Never Hire Anyone Dumber Than You Are!

Written by Wally Conway

Continued from page 1

The good Captain was sitting quietly withinrepparttar sound of our voices. He had heard every one of our comments on his lack of intellect.

Asrepparttar 100023 Commander withrepparttar 100024 confident charisma approached, we were certain that if we were shown mercy we would be court martialed, and we feared that ifrepparttar 100025 Captain choose not to be merciful, we would just be shot right on sight!

Speaking got us into this predicament, so silence seemedrepparttar 100026 best choice. Captain Norris spoke. He acknowledged our belief that each of us had amongrepparttar 100027 finest minds inrepparttar 100028 entire Navy in our specific specialty. He flattered those things that each had done since beginning our assignment withrepparttar 100029 airwing. Captain Norris offered that he had hand selected each one of us fromrepparttar 100030 entire fleet, having had to call in favors, make threats, and impose demands, just to have each of us work with him. We were there because he believed us to berepparttar 100031 best, and he wanted onlyrepparttar 100032 best. Seems he held us inrepparttar 100033 same regard that we held ourselves.

Then Captain Norris spoke torepparttar 100034 issue of intellect, specifically our perception of his lack thereof. Captain Norris said, "The mark ofrepparttar 100035 true leader is not one who gives orders, or feigns knowledge, but ratherrepparttar 100036 leader who plantsrepparttar 100037 needed seed in a fertile mind so gently, thatrepparttar 100038 subordinate believesrepparttar 100039 idea emerged from within."

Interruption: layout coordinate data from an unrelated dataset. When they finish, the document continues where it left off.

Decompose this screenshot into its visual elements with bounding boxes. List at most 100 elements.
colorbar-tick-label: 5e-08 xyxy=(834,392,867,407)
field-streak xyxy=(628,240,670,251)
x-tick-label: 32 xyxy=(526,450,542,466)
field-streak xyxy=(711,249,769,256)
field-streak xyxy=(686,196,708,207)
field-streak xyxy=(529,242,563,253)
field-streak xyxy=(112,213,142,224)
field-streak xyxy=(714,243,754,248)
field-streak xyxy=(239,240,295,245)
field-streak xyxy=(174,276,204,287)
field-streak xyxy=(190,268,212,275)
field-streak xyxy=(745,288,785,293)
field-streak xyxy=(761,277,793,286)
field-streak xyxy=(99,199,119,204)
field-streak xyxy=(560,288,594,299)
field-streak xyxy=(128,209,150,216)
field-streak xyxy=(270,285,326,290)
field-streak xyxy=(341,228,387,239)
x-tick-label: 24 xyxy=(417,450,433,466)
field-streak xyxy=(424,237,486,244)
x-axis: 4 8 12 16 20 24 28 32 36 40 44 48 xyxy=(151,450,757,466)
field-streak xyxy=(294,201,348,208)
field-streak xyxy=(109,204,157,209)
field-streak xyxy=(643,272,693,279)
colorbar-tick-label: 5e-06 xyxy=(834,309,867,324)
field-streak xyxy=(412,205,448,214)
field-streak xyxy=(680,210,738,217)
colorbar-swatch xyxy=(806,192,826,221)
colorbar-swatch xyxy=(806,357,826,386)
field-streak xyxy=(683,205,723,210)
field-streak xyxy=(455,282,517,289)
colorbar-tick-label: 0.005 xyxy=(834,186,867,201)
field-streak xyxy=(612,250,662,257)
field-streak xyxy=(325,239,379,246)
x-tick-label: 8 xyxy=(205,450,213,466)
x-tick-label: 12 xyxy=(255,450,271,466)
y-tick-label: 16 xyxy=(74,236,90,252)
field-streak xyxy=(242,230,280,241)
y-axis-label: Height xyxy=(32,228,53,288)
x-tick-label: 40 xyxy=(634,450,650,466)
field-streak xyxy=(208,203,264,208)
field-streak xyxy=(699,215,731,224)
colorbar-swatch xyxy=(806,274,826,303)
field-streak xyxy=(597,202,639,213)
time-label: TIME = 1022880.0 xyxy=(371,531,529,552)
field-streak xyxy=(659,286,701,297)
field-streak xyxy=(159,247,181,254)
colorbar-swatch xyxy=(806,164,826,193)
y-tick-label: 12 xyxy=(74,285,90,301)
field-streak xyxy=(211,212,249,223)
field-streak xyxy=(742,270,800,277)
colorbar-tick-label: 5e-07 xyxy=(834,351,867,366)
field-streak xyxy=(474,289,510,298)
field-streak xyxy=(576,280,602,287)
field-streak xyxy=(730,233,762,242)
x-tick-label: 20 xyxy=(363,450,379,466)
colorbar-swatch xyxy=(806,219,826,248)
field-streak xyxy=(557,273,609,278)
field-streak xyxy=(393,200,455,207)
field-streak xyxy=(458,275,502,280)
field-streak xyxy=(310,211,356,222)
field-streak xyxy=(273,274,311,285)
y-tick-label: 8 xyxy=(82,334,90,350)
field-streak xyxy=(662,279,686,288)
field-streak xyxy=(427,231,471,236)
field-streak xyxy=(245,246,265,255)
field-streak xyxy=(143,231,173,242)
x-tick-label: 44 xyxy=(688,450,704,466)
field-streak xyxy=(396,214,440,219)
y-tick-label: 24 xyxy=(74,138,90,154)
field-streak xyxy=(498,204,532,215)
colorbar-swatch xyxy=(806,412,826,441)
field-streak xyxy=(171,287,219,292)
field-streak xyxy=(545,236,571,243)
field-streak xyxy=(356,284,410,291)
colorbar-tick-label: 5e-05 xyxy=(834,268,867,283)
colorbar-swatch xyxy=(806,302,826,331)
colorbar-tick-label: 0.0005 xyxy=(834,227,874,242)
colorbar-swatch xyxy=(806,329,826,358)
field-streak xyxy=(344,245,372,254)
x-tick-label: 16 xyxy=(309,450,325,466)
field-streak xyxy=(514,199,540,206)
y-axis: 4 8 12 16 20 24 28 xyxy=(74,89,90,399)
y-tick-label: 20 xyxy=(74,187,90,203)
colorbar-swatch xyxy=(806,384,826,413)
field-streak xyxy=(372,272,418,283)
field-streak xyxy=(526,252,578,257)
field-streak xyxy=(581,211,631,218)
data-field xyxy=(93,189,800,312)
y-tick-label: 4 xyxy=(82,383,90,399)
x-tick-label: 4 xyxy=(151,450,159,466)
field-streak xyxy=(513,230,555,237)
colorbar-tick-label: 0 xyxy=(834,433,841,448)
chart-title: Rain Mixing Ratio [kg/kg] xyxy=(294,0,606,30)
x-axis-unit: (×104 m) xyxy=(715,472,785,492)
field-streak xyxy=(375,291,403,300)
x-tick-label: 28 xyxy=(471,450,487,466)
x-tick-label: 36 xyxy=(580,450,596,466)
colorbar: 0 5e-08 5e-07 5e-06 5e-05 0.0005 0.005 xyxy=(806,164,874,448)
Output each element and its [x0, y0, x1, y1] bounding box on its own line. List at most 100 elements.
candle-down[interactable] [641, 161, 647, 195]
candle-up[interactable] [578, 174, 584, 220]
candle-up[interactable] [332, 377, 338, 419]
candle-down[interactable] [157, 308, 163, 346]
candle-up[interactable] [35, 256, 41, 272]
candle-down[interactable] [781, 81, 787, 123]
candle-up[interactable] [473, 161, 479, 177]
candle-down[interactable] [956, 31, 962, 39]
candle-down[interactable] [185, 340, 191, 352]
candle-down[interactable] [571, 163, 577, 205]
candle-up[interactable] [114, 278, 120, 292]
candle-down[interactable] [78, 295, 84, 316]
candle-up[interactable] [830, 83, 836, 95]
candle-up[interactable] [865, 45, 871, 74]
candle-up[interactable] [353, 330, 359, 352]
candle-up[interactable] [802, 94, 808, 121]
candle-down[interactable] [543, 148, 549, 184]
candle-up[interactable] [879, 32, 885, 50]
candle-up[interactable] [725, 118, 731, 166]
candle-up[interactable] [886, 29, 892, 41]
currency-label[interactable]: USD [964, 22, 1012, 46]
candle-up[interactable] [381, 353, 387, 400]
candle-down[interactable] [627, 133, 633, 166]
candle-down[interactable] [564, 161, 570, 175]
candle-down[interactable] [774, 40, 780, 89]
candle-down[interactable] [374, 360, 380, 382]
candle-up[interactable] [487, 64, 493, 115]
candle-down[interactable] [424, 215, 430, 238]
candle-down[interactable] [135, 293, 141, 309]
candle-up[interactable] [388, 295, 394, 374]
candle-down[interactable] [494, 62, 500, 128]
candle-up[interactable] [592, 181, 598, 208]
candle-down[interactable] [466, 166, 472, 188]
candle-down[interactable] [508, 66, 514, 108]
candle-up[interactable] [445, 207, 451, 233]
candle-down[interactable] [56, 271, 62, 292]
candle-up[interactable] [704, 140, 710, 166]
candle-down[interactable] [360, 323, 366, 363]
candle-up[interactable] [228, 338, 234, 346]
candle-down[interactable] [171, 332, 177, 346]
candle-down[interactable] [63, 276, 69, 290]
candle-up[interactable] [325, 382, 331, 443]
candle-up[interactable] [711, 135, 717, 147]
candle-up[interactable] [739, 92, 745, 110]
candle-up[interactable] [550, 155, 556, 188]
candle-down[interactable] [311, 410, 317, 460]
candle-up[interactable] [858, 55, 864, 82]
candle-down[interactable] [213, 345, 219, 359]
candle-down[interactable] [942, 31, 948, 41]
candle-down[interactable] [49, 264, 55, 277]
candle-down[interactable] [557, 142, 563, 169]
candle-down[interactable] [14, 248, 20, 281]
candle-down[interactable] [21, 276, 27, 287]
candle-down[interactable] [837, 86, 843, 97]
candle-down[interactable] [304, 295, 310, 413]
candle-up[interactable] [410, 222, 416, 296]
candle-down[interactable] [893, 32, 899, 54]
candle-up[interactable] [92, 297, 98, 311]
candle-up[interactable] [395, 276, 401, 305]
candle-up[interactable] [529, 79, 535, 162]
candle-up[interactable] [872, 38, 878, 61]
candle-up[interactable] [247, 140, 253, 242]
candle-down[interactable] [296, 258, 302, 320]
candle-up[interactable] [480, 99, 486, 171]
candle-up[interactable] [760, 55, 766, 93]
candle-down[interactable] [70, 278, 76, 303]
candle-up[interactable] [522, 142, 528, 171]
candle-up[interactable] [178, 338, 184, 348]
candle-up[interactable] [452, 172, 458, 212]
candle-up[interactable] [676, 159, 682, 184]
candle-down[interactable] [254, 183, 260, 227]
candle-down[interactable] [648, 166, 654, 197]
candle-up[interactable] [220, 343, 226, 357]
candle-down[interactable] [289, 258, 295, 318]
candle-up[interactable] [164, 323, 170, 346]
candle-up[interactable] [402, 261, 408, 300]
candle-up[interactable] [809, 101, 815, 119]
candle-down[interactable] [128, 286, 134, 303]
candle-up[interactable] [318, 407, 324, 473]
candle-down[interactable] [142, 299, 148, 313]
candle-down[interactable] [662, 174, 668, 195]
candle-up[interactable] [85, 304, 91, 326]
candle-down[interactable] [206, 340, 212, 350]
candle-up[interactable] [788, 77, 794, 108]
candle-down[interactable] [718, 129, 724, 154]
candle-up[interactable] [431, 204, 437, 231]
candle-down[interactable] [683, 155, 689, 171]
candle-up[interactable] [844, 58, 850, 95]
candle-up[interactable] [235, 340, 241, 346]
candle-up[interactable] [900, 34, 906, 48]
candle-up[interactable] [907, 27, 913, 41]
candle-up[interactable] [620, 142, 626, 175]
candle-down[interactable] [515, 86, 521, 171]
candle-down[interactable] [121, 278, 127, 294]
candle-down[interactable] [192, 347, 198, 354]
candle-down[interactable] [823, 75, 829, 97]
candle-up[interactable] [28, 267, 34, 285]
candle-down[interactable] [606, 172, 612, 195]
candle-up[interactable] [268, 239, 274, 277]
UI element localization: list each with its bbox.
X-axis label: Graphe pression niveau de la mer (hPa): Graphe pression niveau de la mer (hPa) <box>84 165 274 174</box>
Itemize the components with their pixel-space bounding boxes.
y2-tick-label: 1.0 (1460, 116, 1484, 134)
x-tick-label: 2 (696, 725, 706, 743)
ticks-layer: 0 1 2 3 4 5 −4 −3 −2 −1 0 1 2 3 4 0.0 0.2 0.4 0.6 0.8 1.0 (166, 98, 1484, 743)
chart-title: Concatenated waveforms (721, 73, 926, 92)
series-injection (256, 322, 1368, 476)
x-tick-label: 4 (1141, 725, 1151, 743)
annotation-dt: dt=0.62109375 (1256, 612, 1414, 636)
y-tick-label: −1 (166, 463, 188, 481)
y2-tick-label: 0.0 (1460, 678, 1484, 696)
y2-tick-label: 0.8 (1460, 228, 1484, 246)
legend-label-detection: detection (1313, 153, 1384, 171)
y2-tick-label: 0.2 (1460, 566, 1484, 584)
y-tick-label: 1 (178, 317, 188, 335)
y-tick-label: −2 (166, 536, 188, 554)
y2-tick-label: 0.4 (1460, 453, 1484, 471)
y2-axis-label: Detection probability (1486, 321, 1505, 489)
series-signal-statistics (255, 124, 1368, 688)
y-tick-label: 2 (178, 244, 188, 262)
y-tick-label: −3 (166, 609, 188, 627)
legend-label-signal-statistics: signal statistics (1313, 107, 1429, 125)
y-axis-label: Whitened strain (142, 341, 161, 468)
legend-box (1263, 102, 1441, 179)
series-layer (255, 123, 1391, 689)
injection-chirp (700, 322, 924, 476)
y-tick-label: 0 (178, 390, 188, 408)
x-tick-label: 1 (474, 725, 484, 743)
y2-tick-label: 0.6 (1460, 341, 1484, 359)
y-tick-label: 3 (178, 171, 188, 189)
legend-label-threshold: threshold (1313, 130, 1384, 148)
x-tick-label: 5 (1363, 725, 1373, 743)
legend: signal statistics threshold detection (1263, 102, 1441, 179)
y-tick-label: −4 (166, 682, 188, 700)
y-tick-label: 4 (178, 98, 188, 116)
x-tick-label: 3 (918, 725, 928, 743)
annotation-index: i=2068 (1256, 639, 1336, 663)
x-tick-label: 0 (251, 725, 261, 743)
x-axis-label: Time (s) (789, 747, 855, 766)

Continued silence. He was in complete control of our actions and had always been. He chose each of us knowing full well that in our specific areas of expertise, we were well beyond him. And knowing full well that in his area, that of building teams ofrepparttar 100040 best and brilliant, then allowing them to take ownership of ideas, he wasrepparttar 100041 expert.

Captain Norris asked what I had learned. My response, "I should never hire anyone dumber than I am." "You've got it," he said. "Must have just emerged from within."

Copyright © Florida HomePro, Inc. and Wallace J. Conway. All rights in all media reserved.

Wally Conway is President of Florida HomePro Inspections, and has recently written a book entitled "Secrets of the Happy Home Inspector", available at As a speaker, writer, and instructor, Wally blends the right amount of up-to-date information with just the right amount of humor, insight, motivation, and real-world application. Visit for more information!

Choosing a Home Construction or Remodeling Contractor

Written by George Stevens

Continued from page 1

Make sure they donít subrepparttar work out to a contractor that is not insured or bonded. It is very common for a contract company to sub out work to contractors that are not insured and bonded. Another danger ofrepparttar 100022 contractor subbing work out is if they donít pay their sub,repparttar 100023 sub can put a mechanics lien on your house and you will have to pay even if you have already paidrepparttar 100024 contractor.

Set a definite timeframe forrepparttar 100025 work to begin and for completion and get it in writing. Nothing is worse than to have a project drag on not knowing when they are going to show up and finish.

Never, ever pay forrepparttar 100026 entire project in advance. If you dorepparttar 100027 contractor has no incentive to finish or even start. When you no longer haverepparttar 100028 money you are no longer in control! It is customary with most contractors that you pay a portion up front. On a large project hold back as much money as you can untilrepparttar 100029 end. The incentive to finish must be motivated byrepparttar 100030 cash atrepparttar 100031 end ofrepparttar 100032 project.

For more information on finding and qualifying contractors visit

George Stevens is the popular author of the Website teaching you how to build your own home.